The color has drained from Will’s face, then floods back as he half-rises from his seat to protest.

“Rape?” he says as if he’s just heard the word for the first time. “What are you talking about? This is preposterous.”

He realizes he is shouting and sits back down again.

“Dear me, Emma. You really are not well, are you?” he says, back in control.

I look at him and he looks back. Challenging me to repeat the allegation.

“You raped me, Will,” I say. “You picked me up in your car when I was walking home. You had sex with me and said I made you do it. That I led you on. But I was a child, Will.”

“Hardly, Emma,” he sneers. It was a mistake, and I see Kate rock forwards, outraged.

“A child, Will,” I repeat loudly. “I was fourteen.”

“Emma,” he says. “Please calm down. You and I both know that you were a very troubled girl. And it appears you still are. I want to feel sorry for you, but if you are going to make up this sort of slanderous nonsense, I may have to act.”

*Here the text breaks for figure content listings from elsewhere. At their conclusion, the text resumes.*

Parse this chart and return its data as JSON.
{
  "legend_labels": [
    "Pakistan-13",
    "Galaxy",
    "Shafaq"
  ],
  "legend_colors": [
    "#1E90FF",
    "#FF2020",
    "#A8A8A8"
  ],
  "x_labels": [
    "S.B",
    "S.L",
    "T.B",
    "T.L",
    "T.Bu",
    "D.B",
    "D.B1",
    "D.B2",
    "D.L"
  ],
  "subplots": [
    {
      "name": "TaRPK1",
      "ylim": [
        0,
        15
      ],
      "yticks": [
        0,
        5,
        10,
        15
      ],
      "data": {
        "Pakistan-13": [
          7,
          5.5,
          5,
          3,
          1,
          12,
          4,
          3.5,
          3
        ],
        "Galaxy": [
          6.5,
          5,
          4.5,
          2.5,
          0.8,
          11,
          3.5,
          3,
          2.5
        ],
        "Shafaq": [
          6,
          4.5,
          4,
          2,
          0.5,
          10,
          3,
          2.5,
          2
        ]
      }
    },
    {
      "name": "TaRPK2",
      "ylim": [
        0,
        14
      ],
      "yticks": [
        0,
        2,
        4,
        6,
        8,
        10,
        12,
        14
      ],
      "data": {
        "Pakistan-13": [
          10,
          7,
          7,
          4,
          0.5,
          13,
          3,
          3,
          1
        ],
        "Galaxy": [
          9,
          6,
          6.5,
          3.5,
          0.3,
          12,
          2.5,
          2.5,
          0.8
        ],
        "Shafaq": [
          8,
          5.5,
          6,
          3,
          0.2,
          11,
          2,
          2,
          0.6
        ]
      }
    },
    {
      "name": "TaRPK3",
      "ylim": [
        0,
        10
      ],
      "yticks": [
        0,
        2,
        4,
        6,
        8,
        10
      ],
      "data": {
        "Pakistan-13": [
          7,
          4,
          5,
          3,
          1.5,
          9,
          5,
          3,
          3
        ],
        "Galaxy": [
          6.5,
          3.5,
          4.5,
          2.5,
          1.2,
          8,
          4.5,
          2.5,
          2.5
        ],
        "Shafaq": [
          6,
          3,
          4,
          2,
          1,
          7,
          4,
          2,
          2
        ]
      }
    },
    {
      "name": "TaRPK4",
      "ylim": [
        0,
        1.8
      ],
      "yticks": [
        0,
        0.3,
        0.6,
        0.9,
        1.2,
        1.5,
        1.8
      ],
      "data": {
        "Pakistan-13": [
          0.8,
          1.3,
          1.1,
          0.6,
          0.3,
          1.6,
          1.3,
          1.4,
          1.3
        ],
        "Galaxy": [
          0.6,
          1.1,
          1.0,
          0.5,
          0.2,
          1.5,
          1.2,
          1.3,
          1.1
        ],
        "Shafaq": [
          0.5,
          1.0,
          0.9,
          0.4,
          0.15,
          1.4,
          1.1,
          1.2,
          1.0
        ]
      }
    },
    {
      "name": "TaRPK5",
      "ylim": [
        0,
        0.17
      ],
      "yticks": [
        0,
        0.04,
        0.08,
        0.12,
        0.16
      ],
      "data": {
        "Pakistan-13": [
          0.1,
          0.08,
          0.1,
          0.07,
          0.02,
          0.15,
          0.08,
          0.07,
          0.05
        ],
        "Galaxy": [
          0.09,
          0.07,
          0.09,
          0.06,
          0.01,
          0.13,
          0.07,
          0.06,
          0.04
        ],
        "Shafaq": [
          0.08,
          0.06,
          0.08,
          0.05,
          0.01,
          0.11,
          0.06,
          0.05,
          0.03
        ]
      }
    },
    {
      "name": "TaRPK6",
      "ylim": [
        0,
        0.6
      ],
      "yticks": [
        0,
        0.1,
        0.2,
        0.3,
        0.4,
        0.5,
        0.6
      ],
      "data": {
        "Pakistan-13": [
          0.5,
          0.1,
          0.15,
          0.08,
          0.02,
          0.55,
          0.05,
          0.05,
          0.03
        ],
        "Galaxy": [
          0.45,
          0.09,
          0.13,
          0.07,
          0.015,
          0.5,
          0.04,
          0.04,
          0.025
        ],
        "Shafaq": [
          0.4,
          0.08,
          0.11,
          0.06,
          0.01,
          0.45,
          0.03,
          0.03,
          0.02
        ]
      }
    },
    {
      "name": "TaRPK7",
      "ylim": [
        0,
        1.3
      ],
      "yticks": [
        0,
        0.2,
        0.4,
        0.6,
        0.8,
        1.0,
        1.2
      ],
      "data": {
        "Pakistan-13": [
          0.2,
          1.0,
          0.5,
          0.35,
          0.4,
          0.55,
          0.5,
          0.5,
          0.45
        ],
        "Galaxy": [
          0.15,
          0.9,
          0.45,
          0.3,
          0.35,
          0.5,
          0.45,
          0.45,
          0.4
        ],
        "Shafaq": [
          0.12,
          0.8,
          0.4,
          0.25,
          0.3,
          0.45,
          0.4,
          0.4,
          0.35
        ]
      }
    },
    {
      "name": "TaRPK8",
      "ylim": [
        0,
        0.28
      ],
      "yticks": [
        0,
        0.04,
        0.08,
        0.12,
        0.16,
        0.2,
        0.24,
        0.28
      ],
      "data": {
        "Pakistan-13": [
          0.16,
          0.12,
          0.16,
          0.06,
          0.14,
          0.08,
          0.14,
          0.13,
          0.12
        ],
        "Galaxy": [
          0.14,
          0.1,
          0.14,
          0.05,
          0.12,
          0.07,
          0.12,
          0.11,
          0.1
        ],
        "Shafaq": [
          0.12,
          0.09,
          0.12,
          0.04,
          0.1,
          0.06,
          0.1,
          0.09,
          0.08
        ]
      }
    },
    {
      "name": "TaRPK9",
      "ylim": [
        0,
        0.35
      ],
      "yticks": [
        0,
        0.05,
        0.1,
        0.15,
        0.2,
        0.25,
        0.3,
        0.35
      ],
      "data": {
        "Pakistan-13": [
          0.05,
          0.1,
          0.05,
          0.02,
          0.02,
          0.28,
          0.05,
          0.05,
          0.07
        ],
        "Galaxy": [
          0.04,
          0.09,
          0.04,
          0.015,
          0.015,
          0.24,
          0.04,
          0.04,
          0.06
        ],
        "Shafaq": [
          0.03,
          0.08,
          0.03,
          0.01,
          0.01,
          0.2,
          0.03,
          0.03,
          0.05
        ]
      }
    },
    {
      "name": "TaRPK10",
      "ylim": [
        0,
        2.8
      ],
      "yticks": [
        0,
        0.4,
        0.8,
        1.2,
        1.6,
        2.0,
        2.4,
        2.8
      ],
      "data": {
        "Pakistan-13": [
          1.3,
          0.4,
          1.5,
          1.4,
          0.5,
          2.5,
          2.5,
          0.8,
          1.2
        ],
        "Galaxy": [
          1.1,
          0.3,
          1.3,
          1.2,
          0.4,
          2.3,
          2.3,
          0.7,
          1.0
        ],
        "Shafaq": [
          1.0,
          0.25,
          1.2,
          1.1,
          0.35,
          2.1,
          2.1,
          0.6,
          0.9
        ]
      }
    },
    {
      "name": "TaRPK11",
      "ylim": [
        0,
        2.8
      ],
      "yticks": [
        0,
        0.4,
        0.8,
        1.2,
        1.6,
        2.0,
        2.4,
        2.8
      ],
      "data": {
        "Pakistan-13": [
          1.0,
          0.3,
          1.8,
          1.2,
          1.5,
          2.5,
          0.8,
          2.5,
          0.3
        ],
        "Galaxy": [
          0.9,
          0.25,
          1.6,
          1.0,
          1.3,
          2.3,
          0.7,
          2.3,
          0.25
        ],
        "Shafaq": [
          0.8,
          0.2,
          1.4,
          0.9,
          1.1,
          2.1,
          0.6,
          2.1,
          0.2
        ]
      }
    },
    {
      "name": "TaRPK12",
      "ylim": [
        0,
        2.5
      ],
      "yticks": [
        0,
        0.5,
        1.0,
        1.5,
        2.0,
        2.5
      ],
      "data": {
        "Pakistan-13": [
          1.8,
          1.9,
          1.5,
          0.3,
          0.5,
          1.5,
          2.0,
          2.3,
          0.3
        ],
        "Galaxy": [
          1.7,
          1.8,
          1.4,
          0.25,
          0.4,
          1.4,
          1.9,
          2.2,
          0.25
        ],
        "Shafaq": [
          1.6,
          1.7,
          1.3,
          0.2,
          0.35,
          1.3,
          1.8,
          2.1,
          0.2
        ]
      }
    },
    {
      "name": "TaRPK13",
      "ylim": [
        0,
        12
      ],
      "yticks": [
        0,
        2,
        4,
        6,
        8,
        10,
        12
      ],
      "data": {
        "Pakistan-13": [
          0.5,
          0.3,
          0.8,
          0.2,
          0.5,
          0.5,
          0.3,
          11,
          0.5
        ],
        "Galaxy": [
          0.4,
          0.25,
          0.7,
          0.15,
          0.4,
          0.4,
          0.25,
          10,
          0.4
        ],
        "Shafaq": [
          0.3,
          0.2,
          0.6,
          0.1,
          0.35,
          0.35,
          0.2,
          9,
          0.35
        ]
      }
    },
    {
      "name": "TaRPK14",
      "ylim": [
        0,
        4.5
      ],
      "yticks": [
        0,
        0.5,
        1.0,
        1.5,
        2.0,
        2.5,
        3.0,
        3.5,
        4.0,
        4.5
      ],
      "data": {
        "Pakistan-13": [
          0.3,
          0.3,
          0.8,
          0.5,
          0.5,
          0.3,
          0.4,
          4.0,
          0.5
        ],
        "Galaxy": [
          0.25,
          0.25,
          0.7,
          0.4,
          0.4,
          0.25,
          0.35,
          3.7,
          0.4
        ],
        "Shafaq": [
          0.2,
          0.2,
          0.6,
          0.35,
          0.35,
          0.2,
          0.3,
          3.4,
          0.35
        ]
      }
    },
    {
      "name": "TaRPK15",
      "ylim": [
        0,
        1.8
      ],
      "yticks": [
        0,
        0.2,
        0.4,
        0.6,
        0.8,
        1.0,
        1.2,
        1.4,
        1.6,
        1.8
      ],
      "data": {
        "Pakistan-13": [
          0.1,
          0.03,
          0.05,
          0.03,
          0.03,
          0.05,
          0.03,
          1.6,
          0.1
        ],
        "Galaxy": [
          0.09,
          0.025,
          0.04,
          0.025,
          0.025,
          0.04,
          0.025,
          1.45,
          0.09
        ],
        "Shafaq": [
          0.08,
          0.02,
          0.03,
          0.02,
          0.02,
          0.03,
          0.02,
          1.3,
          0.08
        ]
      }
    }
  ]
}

“I am going to act,” I say, because I am. It is part of my plan now that I’ve seen him. “I’m going to the police.”

“Well, it will be your word—the word of a deranged woman with a history of mental problems—against mine,” Will says, his tone a shade harder. “You may want to reconsider.”

“No,” I say. “It is time.”

He turns to Kate and does this two-adults-with-a-difficult-child look, radiating weary empathy. “I don’t know what she’s told you, Kate,” he says, “but it is all lies. She has mental health issues—did you know that? Had to be sent to live with her grandparents. She’s making the mistake of her life.”

“It sounds like you were the mistake of her life, Will,” Kate says. “She was the daughter of your girlfriend. She trusted you like a father.”

And I want to hug her.

Will drops the charm offensive immediately.

“Rubbish! This is total rubbish,” he says, uncrossing his legs so quickly he bangs into the coffee table and upsets his cup. “Look, I never wanted to have to say this, but your friend was no innocent flower. She’d had an older boyfriend in Brighton. She told me. It was all part of her Lolita act. She was begging for it,” Will says.